We have primarily attempted to determine if NK cells provide anti-MM activity following interleukin-2 (IL-2) administration, and if ex vivo activated and intravenously (i.v.) administered NK cells prolong survival in MM bearing C57BL/KaLwRij mice. IL-2 administration into MM bearing mice significantly prolonged their survival. The effects of IL-2 were diminished by in vivo depletion of NK cells but not CD8+ T cells. Moreover, adoptively transferred IL-2 activated syngeneic NK cells in conjunction with IL-2 treatment showed a significant anti-MM effect in vivo.
To further investigate the positive results from in vivo experiments in the mouse model, we explored the possibility of expanding NK cells from the peripheral blood of seven newly diagnosed, untreated MM patients. After 20 days of culture, the number of NK cells from these patients had expanded on average 1,600-fold. Moreover, expanded NK cells showed significant cytotoxicity against primary autologous MM cells, yet retained their tolerance against non-malignant cells. Based on these findings, we have proposed that autologous NK cells expanded ex vivo deserve further attention as a possible new treatment modality for MM.
In order to facilitate an optimal clinical trial, we have attempted to optimize ex vivo expansion and activation of NK cells under good manufacturing practice (GMP) compatible closed systems.
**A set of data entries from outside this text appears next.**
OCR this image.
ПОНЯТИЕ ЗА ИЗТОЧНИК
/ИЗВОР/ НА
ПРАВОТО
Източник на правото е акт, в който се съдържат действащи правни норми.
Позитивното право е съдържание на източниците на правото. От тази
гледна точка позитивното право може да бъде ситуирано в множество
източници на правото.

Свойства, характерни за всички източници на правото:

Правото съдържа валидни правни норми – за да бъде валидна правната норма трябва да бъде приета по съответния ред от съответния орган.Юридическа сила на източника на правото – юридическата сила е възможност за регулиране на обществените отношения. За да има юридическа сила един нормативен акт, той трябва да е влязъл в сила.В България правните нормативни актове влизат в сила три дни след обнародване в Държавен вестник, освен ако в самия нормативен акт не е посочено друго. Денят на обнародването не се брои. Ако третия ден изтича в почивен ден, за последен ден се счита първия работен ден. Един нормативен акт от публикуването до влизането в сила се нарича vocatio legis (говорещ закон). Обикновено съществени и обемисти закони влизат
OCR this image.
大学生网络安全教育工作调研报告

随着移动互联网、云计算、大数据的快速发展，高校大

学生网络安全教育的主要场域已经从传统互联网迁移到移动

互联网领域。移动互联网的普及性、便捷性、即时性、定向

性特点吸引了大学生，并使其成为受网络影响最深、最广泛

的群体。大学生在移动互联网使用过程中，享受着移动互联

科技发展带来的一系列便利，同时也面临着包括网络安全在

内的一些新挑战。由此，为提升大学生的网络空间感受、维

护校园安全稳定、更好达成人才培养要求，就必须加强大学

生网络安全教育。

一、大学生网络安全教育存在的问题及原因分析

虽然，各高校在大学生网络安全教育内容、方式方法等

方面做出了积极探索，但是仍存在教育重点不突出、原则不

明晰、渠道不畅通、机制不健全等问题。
Expansion was successful in all systems and no significant difference was observed in terms of phenotype or cytotoxic capacity of final products. Our results demonstrate that large amounts of activated NK cells can now be produced using GMP compliant procedures and warrant the initiation of a phase I/II clinical trial to investigate the potential use of NK cells for MM immunotherapy.